I hope there are more questions and answers at this MSWorld.org. There IS HOPE FOR MS. Ok, so I don't take the $4,000.00 / month in drugs anymore. I only take 1 baby aspirin per day and I can do anything I want. yep. true.
I do believe that in the future venous scanning for abnormalities and flow problems will be just as common as the testing done on the arterial system.
call me JOE~

Many are hesitant to discuss risks or adverse effects from CCSVI because there are so many hopeful individuals to quickly shoot down any posts that do not promote this unproven, surgical procedure.

Thrombosis is a very serious condition and just one more reason to consider before trying this experimental surgery in an attempt to help the symptoms of MS.

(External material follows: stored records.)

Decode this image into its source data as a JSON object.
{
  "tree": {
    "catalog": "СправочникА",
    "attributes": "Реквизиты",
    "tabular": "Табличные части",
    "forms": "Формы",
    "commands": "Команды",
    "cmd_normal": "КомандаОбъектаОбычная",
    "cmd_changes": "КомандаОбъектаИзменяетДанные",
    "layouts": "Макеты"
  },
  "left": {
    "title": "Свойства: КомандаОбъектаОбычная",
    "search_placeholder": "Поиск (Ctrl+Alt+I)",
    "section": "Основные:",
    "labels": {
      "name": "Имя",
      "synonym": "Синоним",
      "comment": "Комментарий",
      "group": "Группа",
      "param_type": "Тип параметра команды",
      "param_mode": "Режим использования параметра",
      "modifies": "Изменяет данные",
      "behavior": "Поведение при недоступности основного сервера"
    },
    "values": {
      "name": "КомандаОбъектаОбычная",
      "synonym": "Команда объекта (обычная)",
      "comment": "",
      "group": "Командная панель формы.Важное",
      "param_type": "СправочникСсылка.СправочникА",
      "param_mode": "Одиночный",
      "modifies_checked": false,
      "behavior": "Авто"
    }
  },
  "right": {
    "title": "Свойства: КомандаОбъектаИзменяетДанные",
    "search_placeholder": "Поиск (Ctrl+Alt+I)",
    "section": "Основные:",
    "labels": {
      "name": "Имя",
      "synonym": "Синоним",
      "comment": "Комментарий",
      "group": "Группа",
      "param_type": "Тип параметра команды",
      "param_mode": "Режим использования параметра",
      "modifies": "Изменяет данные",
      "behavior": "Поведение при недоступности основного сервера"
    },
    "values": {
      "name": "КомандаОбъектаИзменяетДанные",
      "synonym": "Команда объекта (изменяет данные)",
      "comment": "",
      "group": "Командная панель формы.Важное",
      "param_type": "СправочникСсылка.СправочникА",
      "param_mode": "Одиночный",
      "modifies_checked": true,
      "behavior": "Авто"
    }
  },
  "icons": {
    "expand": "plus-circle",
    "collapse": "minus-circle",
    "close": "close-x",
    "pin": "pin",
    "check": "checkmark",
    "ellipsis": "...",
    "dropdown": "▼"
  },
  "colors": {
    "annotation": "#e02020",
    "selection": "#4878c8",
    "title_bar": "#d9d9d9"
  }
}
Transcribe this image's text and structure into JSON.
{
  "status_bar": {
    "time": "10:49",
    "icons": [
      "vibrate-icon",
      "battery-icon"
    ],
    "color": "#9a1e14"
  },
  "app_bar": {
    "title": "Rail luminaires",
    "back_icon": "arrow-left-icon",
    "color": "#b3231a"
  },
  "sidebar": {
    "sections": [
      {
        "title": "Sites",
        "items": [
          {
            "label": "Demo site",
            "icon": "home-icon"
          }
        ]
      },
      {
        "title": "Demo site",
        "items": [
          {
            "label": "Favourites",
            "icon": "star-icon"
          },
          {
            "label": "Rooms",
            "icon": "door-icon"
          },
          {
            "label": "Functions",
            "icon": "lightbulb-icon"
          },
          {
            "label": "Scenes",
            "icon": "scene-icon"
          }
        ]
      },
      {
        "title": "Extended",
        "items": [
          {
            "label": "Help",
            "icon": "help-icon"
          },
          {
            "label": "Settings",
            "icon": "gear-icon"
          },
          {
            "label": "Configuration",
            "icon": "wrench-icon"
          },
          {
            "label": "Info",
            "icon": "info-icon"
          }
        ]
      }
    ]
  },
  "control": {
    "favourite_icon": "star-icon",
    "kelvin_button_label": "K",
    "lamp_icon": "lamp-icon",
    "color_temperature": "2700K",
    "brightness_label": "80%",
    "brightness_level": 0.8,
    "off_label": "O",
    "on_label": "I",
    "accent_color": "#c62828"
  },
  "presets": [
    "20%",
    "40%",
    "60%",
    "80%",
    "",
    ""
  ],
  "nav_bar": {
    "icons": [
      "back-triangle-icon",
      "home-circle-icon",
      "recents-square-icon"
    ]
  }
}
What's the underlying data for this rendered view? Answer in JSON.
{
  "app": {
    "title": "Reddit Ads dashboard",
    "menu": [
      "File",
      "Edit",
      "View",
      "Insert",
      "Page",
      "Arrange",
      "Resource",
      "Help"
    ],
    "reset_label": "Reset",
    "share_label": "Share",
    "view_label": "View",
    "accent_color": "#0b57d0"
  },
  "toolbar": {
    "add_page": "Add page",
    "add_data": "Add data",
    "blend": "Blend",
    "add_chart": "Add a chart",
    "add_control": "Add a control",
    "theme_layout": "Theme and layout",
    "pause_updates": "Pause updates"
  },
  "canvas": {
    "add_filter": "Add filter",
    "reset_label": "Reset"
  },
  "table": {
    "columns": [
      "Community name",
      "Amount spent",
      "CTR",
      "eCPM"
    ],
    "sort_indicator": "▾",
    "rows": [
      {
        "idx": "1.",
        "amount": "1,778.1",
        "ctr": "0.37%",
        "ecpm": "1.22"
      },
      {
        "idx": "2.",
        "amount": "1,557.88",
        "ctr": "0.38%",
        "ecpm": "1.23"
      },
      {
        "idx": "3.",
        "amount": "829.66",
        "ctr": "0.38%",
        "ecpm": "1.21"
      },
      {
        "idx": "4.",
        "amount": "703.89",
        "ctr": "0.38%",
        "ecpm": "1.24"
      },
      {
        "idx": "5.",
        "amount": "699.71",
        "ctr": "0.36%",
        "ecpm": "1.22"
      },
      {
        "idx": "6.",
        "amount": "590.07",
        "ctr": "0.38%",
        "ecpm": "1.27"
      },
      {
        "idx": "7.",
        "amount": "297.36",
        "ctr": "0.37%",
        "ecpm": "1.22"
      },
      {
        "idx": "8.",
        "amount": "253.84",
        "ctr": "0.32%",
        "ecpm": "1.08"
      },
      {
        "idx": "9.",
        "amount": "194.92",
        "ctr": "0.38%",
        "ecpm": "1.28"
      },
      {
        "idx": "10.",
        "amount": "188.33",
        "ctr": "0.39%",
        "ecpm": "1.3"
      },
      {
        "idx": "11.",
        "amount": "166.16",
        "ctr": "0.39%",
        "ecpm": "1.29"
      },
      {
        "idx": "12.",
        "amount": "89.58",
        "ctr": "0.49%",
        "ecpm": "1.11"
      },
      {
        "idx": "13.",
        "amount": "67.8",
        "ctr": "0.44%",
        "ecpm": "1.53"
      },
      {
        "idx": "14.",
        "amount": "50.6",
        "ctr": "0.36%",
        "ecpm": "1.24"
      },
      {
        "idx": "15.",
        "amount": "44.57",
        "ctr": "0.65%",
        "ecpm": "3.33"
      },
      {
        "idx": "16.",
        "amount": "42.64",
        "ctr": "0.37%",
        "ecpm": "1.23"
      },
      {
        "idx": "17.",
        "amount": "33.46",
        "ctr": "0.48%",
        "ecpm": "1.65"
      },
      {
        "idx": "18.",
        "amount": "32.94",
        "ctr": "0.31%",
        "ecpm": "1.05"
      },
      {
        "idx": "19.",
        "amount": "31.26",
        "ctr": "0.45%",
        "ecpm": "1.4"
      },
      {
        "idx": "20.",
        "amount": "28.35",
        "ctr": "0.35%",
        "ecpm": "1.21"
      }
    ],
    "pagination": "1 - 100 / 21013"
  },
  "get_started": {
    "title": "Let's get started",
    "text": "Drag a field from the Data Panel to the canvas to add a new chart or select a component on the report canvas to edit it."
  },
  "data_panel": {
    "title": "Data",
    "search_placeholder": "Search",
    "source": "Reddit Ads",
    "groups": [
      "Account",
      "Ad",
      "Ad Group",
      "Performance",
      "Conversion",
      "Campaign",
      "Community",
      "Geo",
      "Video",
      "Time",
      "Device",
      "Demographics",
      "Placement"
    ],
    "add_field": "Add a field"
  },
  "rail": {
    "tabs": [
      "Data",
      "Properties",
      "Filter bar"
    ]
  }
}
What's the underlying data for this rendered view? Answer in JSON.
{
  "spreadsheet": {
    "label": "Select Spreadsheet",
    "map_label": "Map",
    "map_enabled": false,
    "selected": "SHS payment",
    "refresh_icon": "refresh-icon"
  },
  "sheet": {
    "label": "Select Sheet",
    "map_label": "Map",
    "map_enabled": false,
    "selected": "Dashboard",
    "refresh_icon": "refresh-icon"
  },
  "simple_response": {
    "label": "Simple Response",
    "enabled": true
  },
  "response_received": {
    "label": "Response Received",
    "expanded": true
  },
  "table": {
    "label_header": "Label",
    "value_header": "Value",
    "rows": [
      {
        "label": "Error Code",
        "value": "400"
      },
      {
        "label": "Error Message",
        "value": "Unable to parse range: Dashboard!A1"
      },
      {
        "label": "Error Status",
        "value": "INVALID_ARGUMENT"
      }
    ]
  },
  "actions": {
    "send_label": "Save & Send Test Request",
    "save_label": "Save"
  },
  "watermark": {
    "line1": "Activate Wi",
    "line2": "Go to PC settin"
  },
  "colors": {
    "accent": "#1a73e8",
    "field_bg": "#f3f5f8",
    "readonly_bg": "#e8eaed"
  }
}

There is no direct correlation between MS and this procedure. I won't consider it unless they can directly show research to this helping with MS progression or symptoms. And the original physicians claims do not equal research evidence.

My CCSVI Stents

It is essential to put all of your ducks in a row before CCSVI. Discuss with the interventional radiologist what you will and will not do.Tell you primary care doctor you are having the procedure. I went the extra step and asked my cardiologist for permission.

I had my CCSVI at Albany Medical Center 6 weeks ago. My left jugular was "functionally absent." On the doppler from BNAC it looked like a banana shaped pool with no outlet. My right jugular opened up nicely with the angioplasty. My left collapsed. The interventional radiologists placed 3 stents. I was immediately placed on Lovenox. I returned the next day and a thrombus had formed. I take coumadin and am followed by our anticoagulation clinic nurses.

I am one of the lucky ones because my results have been better than I hoped. But I could not tolerate the pain of the procedure. I go back in April for angioplasty of the azygous vein. I knew at the onset to expect multiple procedures.